Stress, Relapse, and Healthy Coping


Stressed. Photo courtesy of Sander van der Wel(CC ShareALike)

This presentation reports on the trend of increasing stress levels among teens, especially college students.  It examines the stress response in terms of short- and long-term impacts of responses in the sympathetic and parasympathetic nervous system, as well as through the release of cortisol.  Long-term stress can lead to potentially unhealthy coping behaviors such as overeating, risky sex, drug use, and overuse of violent gaming and television.  Healthy coping behaviors include exercise, meditation, laughing, social connectedness, and sleep.  The article is helpful to parents and practitioners seeking ways to help young people deal with stress healthy ways while avoiding long term consequences such as chemical dependency and desensitization.  

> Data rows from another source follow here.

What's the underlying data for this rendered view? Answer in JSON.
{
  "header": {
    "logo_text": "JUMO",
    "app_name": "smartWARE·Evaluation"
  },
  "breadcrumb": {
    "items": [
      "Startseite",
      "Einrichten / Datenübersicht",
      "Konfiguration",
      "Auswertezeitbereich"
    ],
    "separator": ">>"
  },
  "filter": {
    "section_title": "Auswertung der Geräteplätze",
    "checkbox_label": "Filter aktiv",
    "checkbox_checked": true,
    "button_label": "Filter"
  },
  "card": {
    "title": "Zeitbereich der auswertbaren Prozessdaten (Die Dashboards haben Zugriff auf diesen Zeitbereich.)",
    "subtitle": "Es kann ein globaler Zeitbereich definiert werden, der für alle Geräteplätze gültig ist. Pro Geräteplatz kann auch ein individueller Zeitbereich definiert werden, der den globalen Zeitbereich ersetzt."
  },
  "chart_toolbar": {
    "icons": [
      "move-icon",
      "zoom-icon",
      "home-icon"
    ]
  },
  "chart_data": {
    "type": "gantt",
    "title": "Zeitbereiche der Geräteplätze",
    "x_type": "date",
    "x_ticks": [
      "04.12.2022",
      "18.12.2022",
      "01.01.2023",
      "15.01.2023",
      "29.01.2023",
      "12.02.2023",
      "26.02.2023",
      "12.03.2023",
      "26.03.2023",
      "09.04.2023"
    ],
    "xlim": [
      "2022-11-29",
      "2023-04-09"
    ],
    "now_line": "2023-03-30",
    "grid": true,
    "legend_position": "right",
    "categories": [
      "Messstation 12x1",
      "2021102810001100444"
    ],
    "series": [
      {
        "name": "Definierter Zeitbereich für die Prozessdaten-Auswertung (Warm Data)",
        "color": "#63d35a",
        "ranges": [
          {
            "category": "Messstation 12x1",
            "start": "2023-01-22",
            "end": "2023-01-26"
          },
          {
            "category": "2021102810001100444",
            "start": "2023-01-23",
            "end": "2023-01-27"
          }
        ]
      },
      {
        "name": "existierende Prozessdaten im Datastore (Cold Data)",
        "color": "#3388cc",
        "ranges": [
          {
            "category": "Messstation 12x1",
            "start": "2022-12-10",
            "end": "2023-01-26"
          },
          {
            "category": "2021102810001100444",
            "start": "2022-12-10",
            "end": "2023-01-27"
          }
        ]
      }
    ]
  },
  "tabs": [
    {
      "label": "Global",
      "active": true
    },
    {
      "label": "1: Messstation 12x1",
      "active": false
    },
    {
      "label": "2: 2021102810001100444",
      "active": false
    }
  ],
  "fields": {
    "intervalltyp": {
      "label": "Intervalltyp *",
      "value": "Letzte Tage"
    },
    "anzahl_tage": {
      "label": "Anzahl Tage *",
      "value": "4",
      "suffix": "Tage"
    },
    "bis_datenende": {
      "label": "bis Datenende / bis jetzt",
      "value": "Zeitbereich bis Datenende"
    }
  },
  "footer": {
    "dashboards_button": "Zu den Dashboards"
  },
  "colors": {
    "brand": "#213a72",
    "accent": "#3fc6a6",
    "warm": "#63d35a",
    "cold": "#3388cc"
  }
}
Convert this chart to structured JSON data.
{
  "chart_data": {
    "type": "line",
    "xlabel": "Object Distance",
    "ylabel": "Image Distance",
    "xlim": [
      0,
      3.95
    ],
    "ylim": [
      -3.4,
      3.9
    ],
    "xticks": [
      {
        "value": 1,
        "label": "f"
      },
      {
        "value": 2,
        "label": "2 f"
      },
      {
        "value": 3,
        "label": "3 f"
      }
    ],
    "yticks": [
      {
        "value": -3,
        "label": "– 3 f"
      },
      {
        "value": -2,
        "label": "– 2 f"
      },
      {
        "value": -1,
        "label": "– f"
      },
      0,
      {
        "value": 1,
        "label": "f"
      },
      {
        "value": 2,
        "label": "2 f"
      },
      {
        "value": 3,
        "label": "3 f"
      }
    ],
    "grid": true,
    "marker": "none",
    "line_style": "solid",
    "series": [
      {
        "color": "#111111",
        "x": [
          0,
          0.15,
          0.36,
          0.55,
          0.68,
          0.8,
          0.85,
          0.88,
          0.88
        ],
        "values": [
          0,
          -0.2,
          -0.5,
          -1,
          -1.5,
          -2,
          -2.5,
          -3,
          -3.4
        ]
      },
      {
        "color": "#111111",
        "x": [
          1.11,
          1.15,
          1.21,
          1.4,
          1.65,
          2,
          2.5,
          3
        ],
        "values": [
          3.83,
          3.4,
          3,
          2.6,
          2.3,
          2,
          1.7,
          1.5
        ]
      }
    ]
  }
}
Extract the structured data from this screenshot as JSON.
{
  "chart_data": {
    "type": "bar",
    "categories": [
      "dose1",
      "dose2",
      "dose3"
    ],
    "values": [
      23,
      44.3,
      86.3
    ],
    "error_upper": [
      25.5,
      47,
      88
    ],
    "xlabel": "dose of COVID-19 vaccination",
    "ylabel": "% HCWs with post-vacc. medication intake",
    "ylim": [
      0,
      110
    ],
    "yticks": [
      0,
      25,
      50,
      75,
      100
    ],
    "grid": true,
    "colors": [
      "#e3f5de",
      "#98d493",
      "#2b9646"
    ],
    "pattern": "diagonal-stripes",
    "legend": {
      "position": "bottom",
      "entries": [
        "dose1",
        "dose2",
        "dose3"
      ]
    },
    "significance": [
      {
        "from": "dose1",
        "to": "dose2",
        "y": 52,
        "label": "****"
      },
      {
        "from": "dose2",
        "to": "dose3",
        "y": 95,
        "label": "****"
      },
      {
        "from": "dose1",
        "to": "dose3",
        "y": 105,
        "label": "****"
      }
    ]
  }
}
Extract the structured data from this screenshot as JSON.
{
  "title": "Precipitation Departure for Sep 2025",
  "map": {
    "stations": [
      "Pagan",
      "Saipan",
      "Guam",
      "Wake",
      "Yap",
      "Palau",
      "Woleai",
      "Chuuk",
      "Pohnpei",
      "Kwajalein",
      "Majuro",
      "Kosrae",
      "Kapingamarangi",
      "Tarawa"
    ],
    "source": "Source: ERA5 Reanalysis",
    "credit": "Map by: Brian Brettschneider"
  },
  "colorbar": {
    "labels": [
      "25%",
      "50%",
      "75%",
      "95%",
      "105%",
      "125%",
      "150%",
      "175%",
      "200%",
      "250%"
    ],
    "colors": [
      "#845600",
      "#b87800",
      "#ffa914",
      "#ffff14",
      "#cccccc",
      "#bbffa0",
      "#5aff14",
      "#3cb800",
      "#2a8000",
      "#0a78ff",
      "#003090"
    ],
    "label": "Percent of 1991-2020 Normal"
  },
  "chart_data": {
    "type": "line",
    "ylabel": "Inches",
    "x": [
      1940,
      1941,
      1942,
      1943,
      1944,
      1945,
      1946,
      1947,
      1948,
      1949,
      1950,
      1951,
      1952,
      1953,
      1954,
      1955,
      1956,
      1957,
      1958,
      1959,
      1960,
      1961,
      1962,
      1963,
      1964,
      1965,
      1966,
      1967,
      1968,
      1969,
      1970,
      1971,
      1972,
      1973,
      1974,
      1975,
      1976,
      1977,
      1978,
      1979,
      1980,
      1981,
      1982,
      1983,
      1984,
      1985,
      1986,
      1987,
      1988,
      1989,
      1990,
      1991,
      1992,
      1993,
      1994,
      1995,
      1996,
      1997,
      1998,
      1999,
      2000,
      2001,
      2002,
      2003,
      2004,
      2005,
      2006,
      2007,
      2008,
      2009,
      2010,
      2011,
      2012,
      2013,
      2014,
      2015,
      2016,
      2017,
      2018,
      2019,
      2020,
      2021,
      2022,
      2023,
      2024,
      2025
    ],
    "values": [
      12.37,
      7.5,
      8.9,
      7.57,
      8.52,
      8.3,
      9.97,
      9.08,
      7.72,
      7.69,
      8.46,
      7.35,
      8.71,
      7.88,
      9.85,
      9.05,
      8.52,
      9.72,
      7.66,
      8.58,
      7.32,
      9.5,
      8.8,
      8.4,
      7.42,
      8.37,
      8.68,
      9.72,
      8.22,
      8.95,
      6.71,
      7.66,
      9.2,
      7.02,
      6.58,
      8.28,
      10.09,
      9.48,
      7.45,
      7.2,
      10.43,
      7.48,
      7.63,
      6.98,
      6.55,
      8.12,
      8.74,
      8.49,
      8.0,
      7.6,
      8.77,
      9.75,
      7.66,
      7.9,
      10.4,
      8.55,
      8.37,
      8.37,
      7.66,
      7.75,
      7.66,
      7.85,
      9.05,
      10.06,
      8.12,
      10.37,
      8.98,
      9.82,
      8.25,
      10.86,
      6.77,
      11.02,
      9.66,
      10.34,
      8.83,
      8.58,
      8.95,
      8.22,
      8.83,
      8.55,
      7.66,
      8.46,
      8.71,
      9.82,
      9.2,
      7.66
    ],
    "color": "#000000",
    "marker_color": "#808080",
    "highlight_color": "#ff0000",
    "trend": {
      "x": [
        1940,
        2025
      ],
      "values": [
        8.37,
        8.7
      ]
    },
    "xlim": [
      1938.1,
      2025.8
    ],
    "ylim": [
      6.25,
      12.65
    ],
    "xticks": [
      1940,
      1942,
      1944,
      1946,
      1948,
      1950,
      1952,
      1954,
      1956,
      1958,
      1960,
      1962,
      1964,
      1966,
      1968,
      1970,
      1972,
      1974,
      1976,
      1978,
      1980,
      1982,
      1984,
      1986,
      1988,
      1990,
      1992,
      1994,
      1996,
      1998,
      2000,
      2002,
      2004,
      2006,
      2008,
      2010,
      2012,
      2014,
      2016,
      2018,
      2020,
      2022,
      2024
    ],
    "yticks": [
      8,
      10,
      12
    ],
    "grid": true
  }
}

Entering college is a tough period for any young student, but especially for recovering students. The pressures of school combined with the social pressures to party can become overwhelming for many students. If students don’t face the stress head on, it can lead to unhealthy behaviors that will often lead them back to alcohol and drugs. At Bluefield, we encourage and help our students to begin healthy habits through several channels. Daily attendance of 12 step meetings and a 5 minute meditation each night help to encourage recovery and mindfulness. We also offer our students access to gyms on their respective campuses so they can begin a regular workout regimen. Once students begin these healthy habits, they can spend more time focusing on staying sober and studying and less time focusing on the stresses of life.